Consider, if you will, Captain Ahab. The events of Moby-Dick do not explain why Captain Ahab came to be the way he is. His story did not begin when his leg was gnawed off by the white whale. That, itself, is only an effect. We see Ahab's monomania in all its terror and glory; we see his deity-defying pride drive him to ruthless acts; and we see, as well, certain glimpses of humanity hidden deep within. We see all this, and we feel at the end like we have come to understand Ahab. But never once are we told why. Never once is it indicated why Ahab's tribulations prompted such an outrageous reaction. Many people have lost their legs at sea. Many people have seen first-hand the horrors of unbridled nature. And yet, there is but one Ahab.

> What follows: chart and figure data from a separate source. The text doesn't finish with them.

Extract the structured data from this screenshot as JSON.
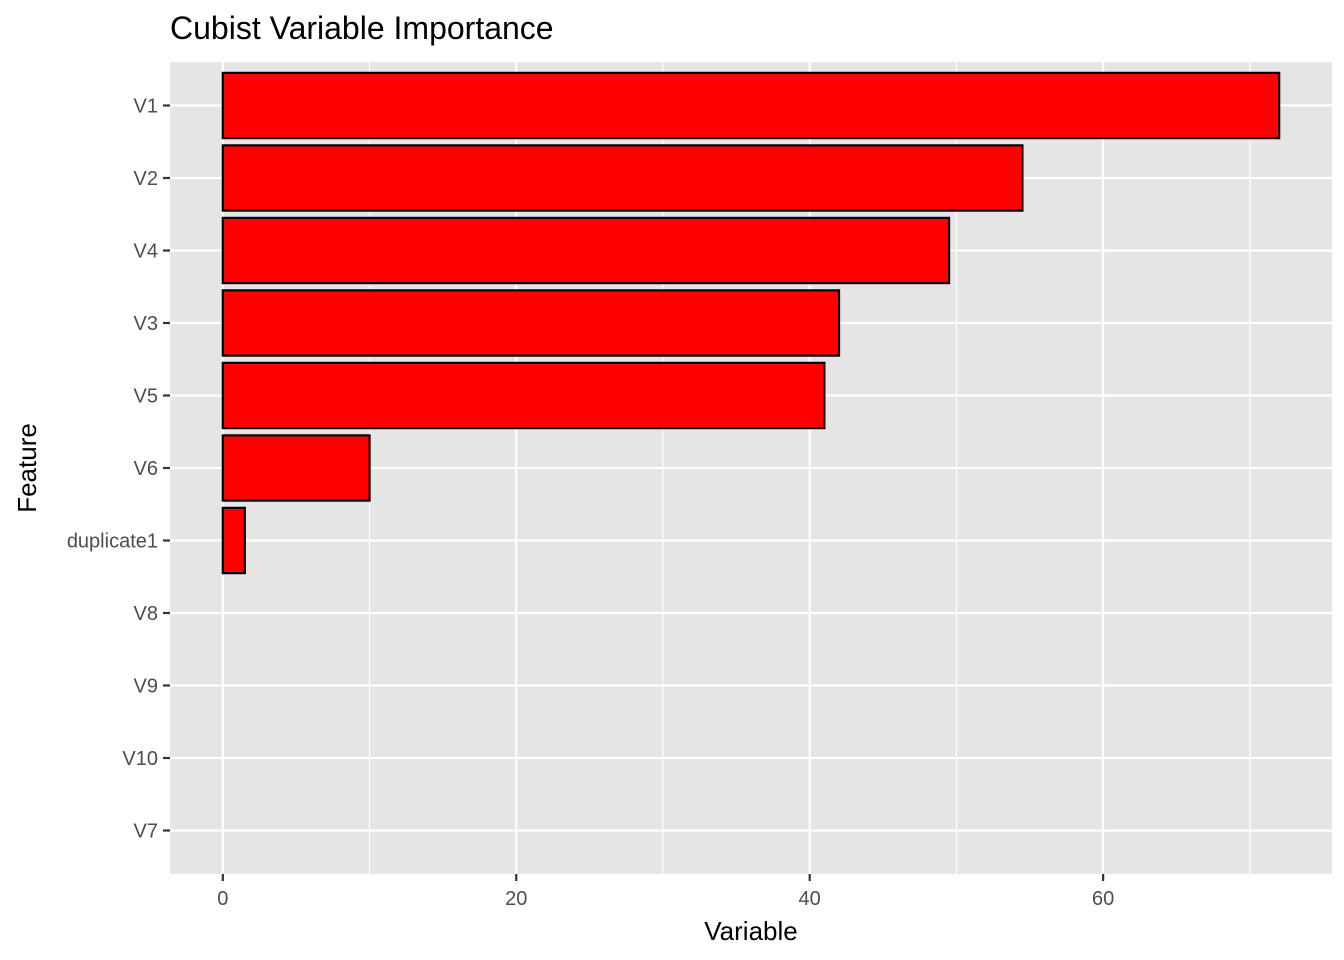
{
  "chart_data": {
    "type": "bar",
    "orientation": "horizontal",
    "title": "Cubist Variable Importance",
    "xlabel": "Variable",
    "ylabel": "Feature",
    "categories": [
      "V1",
      "V2",
      "V4",
      "V3",
      "V5",
      "V6",
      "duplicate1",
      "V8",
      "V9",
      "V10",
      "V7"
    ],
    "values": [
      72,
      54.5,
      49.5,
      42,
      41,
      10,
      1.5,
      0,
      0,
      0,
      0
    ],
    "xlim": [
      -3.6,
      75.6
    ],
    "xticks": [
      0,
      20,
      40,
      60
    ],
    "xtick_labels": [
      "0",
      "20",
      "40",
      "60"
    ],
    "grid": true,
    "legend": "none",
    "colors": {
      "bar_fill": "#ff0000",
      "bar_outline": "#000000",
      "panel_background": "#e5e5e5",
      "grid": "#ffffff"
    }
  }
}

There have been many strange and emotional young men. There were three of them with me on that clean, emerald bus. Yes, there have been many strange and emotional young men, but there has only been one strange and emotional young man, who, when confronted with the world-circumstance that I was confronted with, would end up in a graveyard. And that man is me. And I must carry that mantle with me wherever I go, whether that's across the ocean or across the street. I must drag that graveyard behind me, as a remnant of my crooked and curious past, and as a symbol of what lies deep within me. It sleeps long hibernatory sleeps; it lies half-dead in the cool crystal cryopreservatory that is my heart; but it does not die. And I must beware of the day when that graveyard awakes, for what may emerge will not be understood by human minds.